Triple Integrals

Trivium

Given a solid \(E\) in \(\mathbf{R}^3\) with a boundary that can be described analytically either in rectangular, cylindrical, or spherical coordinates, and a function \(f\colon E \to \mathbf{R},\) compute the value of \[ \iiint\limits_E f \,\mathrm{d}V\,. \]

Given an iterated integral \(\iiint_E f \,\mathrm{d}V\) of a function \(f\colon E \to \mathbf{R}\) on a region \(E \subset \mathbf{R}^3\) and a \(C^1,\) one-to-one transformation \(T\) of \(\mathbf{R}^3,\) compute the Jacobian of the transformation \(\left|\operatorname{J}_T\right|\) and write down the equivalent iterated integral over the pre-transformed domain, \[ \iiint\limits_{T^{-1}(E)} \big(f \circ T\big) \,\bigl|\operatorname{J}_{T}\bigr| \,\mathrm{d}V\,. \]

Exercises

  1. Evaluate the triple integral \(\iiint_S xyz^2 \,\mathrm{d}V\) where \(S\) is the rectangular prism \(S = [0,1]\times[-1,2]\times[0,3]\,.\)
  2. Evaluate \(\iiint_S z \,\mathrm{d}V\) where \(S\) is the solid in the first octant bounded by the surface \(z = 12xy\) and the planes \(y=x\) and \(x=1.\)
  3. Evaluate \(\iiint_S \sqrt{x^2+z^2} \,\mathrm{d}V\) where \(S\) is the solid bounded by the paraboloid \(y = x^2+z^2\) and the plane \(y=4.\)
  4. Sketch the solid over which the iterated integral \(\int_0^{1}\int_0^{x^2}\int_0^{y} f(x,y,z) \,\mathrm{d}z\,\mathrm{d}y\,\mathrm{d}x\) is concerned, and then rewrite the iterated integral with the order of the variables permuted: first with respect to \(\mathrm{d}x\,\mathrm{d}z\,\mathrm{d}y,\) then with respect to \(\mathrm{d}y\,\mathrm{d}x\,\mathrm{d}z. \)
  5. Calculate the volume of the tetrahedron bound by the planes \(x+2y+z=2\) and \(x=2y\) and \(x=0\) and \(z=0.\)
  6. Calculate the coordinates of the center of mass of the solid with constant density that is bounded by the parabolic cylinder \(x=y^2\) and the planes \(x=z\) and \(z=0\) and \(x=1.\)
  7. Evaluate \(\iiint_S x^2 \,\mathrm{d}V\) for the solid \(S\) that lies under the paraboloid \(z=4-x^2-y^2\) and above the \(xy\)-plane.
  8. A solid \(S\) lies within the cylinder \(x^2+y^2=1\) on the positive \(y\) side of the \(xz\)-plane, below the plane \(z=4,\) and above the paraboloid \(z=1-x^2-y^2.\) The density at any point in the solid is three times its distance to the \(z\)-axis.

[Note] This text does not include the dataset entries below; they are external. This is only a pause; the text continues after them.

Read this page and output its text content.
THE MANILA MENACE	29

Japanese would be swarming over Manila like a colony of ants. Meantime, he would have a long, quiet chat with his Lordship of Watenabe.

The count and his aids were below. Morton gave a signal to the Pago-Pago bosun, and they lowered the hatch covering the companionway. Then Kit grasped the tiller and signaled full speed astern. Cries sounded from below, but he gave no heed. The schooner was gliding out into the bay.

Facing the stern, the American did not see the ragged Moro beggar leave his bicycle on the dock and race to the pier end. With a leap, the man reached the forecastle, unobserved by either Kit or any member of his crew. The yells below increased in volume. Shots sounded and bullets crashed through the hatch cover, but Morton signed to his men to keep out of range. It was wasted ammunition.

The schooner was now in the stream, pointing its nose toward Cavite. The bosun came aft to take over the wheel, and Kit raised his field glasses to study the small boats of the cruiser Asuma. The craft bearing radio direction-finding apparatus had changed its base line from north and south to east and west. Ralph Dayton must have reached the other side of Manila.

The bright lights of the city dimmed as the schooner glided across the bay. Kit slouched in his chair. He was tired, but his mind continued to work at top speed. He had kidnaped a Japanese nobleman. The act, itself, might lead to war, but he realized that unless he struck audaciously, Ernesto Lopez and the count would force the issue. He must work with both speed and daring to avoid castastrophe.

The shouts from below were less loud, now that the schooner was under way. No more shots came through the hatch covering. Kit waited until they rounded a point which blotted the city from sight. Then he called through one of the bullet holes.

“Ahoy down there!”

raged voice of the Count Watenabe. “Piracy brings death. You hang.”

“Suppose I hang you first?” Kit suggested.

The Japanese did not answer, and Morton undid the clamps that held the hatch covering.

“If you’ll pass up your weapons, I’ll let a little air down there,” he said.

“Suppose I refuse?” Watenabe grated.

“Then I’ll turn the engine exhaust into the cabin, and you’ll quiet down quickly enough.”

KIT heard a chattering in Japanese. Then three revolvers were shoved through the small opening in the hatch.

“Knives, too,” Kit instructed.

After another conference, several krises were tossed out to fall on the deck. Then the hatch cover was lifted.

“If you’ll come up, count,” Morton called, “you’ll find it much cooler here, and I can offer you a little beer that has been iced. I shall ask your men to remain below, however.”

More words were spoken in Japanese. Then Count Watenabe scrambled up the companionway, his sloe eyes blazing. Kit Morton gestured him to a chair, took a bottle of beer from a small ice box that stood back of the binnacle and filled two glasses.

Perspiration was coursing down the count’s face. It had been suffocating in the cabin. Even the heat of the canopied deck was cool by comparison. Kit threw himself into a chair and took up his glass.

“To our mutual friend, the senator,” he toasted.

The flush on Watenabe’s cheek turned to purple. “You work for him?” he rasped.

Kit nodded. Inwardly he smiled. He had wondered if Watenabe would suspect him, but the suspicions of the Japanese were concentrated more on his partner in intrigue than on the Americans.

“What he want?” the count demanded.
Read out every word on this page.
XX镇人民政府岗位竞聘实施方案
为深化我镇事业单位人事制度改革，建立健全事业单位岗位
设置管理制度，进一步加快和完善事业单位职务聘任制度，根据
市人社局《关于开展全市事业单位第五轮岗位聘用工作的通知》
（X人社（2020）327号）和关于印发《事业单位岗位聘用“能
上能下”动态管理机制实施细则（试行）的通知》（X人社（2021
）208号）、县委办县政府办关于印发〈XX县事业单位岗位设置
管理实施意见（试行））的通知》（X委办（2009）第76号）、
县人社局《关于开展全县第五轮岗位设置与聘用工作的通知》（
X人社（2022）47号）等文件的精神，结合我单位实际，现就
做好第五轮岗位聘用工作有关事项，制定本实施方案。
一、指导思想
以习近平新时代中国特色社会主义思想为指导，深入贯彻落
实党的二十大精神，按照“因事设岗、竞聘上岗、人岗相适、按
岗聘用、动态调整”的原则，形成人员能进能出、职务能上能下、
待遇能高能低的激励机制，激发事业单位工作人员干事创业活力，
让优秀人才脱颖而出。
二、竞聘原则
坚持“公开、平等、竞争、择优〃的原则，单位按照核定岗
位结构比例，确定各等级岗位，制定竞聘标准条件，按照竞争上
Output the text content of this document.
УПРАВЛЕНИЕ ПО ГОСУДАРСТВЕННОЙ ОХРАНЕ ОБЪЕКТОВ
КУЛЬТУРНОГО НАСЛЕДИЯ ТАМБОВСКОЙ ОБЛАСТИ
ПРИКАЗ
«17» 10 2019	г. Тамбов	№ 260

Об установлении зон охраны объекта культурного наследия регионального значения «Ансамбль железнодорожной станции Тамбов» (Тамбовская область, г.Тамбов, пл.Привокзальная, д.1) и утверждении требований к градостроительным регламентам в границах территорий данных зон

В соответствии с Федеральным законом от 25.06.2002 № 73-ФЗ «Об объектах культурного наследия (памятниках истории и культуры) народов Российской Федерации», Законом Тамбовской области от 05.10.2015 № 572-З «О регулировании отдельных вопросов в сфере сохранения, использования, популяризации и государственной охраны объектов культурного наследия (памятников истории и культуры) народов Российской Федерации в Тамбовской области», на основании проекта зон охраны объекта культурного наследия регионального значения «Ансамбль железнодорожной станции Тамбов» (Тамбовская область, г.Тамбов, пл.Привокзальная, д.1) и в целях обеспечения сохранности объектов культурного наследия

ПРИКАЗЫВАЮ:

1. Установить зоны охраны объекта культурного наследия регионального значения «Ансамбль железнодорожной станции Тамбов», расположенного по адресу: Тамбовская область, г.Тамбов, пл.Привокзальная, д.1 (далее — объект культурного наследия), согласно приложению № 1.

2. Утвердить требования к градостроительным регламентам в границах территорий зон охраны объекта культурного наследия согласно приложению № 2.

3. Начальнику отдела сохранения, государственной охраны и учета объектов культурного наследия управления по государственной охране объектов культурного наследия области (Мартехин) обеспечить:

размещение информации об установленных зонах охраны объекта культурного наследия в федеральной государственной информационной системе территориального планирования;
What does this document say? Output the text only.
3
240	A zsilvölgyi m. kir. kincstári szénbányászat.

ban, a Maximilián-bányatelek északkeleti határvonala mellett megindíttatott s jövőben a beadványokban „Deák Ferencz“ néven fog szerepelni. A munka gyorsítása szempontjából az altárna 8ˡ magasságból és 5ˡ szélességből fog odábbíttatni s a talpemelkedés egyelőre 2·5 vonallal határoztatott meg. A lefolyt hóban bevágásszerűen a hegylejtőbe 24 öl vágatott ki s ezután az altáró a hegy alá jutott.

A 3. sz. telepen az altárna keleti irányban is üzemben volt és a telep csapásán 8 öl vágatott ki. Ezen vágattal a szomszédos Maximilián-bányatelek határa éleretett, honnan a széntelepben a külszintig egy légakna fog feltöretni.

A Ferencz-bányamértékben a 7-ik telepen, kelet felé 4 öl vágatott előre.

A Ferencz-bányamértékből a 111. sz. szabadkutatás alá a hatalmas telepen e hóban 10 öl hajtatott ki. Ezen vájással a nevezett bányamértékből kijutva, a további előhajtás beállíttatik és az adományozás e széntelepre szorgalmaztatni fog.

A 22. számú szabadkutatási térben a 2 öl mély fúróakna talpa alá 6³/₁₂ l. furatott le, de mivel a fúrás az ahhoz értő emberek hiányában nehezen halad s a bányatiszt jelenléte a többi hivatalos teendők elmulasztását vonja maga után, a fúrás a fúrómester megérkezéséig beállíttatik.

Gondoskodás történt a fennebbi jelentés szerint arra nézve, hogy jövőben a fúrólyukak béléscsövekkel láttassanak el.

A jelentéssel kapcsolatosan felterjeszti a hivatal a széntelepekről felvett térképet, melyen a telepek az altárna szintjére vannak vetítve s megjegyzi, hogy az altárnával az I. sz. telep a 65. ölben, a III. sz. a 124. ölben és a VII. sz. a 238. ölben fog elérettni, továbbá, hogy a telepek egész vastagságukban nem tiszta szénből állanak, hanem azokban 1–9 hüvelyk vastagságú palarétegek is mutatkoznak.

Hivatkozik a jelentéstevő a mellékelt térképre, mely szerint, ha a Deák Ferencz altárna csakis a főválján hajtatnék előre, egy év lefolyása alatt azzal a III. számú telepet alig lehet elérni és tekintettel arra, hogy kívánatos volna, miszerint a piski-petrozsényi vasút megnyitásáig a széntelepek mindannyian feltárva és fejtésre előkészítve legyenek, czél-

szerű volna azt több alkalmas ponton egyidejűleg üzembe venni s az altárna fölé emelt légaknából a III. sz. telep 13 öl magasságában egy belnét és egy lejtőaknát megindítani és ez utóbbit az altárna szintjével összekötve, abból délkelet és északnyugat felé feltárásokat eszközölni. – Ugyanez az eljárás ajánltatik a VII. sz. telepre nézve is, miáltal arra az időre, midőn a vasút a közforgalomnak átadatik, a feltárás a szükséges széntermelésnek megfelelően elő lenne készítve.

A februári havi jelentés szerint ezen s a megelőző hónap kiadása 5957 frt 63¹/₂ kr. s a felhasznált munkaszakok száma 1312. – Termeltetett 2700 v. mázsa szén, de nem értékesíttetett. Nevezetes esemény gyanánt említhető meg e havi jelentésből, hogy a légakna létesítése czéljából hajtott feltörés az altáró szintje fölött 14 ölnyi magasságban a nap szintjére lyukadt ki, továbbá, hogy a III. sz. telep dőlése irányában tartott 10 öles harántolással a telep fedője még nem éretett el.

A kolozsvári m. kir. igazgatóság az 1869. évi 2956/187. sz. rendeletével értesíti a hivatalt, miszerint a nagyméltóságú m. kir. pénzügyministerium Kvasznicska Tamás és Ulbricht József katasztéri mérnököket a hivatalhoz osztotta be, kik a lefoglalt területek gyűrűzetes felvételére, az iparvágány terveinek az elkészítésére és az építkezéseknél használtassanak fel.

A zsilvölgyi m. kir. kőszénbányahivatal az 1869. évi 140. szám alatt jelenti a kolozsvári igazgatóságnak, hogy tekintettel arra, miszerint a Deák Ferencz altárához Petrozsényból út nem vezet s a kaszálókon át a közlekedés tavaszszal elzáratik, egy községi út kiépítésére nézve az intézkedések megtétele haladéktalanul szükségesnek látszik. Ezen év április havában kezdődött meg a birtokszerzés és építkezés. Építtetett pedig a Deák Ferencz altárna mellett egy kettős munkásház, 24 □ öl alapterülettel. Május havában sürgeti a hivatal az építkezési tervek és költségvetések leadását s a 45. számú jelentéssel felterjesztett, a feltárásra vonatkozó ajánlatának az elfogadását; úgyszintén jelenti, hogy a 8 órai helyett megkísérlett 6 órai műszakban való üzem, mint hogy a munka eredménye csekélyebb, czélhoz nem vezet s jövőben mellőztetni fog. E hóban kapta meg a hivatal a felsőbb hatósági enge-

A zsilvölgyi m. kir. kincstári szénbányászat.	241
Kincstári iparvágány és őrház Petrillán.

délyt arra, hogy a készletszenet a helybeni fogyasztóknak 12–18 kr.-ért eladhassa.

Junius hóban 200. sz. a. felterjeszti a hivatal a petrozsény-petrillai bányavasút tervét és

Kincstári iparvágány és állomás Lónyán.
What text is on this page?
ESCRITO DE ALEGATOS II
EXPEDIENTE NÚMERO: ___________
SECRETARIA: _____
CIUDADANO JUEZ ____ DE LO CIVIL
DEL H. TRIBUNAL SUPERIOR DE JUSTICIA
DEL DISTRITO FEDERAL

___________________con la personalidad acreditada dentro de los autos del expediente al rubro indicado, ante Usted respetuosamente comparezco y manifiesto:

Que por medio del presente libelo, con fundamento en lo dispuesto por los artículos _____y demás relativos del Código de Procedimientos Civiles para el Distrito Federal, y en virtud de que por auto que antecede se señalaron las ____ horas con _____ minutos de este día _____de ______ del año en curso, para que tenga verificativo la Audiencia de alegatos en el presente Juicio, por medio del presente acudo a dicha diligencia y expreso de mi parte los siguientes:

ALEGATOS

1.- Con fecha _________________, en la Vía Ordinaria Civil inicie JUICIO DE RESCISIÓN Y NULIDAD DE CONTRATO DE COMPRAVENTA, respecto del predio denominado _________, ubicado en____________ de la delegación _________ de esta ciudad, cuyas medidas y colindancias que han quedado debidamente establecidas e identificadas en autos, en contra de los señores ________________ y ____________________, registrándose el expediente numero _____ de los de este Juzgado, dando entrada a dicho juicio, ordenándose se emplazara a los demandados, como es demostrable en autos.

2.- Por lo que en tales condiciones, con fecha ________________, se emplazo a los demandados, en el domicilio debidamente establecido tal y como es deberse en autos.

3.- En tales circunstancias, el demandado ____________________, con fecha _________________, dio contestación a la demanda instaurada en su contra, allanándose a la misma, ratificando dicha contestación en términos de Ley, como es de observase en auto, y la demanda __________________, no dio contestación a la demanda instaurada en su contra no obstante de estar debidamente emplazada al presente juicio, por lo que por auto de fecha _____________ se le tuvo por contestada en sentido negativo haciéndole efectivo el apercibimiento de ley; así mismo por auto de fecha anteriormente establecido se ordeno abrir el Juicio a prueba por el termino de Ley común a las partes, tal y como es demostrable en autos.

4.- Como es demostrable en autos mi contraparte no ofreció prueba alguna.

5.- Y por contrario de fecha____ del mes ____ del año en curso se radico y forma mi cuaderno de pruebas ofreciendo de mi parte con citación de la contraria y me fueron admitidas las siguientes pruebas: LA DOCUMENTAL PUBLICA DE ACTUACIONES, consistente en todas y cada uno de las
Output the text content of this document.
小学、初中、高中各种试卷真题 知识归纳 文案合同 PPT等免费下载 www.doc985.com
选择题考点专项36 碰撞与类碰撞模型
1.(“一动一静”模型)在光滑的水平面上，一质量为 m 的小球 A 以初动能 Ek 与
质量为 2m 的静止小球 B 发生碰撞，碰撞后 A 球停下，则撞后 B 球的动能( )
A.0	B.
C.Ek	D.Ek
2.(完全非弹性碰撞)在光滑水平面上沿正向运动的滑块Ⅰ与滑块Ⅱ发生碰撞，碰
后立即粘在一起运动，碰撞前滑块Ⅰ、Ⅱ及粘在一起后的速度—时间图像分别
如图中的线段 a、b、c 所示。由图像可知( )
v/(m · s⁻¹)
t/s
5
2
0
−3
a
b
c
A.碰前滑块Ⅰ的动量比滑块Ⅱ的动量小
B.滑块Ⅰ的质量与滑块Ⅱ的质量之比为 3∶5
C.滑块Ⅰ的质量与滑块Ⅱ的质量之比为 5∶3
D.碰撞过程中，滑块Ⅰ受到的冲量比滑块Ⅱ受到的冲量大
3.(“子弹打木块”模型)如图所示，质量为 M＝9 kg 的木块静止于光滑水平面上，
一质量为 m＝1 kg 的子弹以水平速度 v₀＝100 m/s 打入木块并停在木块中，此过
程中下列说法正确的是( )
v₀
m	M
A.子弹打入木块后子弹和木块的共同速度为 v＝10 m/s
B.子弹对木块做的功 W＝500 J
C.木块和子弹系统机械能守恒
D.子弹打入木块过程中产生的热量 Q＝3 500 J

What is the mass of \(S?\)
  9. Evaluate this iterated integral:
    \(\displaystyle \int\limits_{-2}^{2} \int\limits_{-\sqrt{4-x^2}}^{\sqrt{4-x^2}} \int\limits_{\sqrt{x^2+y^2}}^{2} \Big(x^2 + y^2\Big) \,\mathrm{d}z \,\mathrm{d}y \,\mathrm{d}x \)
  10. For the unit ball \(S = \big\{(x,y,z) \mid x^2+y^2+z^2 \leq 1 \big\}\) evaluate
    \(\displaystyle \iiint_S \mathrm{e}^{(x^2+y^2+z^2)^{3/2}} \,\mathrm{d}V \)
  11. Calculate the volume of the solid \(S\) that lies above the cone \(z = \sqrt{x^2+y^2}\) but below the sphere \(x^2+y^2+z^2=z.\)
  12. Consider the following change of coordinates \((\rho, \theta, \phi) \to (x,y,z)\) and calculate the corresponding Jacobian.
    \(\displaystyle x=\rho\sin(\phi)\cos(\theta)\)
    \(\displaystyle y=\rho\sin(\phi)\sin(\theta)\)
    \(\displaystyle z=\rho\cos(\phi)\)

Problems & Challenges

  1. Consider the tetrahedron in \(\mathbf{R}^3\) with vertices \((0,0,0)\) and \((0,0,1)\) and \(\big(0,\sqrt{3},-1\big)\) and \(\big(3,\sqrt{3},-2\big)\).
    1. Write down three integrals — one each based on rectangular, cylindrical, and spherical coordinates — that express the volume of the tetrahedron. Then evaluate one of them to calculate the volume.
    2. What are the coordinates of the centroid of this tetrahedron?
    3. What is the surface area of this tetrahedron?
    4. There exists a change of variables, a transformation of space, that maps the vertices of this tetrahedron to the points \((0,0,0)\) and \((0,0,1)\) and \((0,1,0)\) and \((1,0,0)\). What is this transformation, and what is its Jacobian? Use the transformation and Jacobian to compute the volume of the original tetrahedron.
  2. James Stewart Show that \[ \int\limits_{0}^{1} \int\limits_{0}^{1} \int\limits_{0}^{1} \frac{1}{1-xyz} \,\mathrm{d}x\,\mathrm{d}y\,\mathrm{d}z = \sum_{n=1}^{\infty} \frac{1}{n^3} \] So far, no one has been able to express the value of this integral/sum exactly in terms of already-known constants.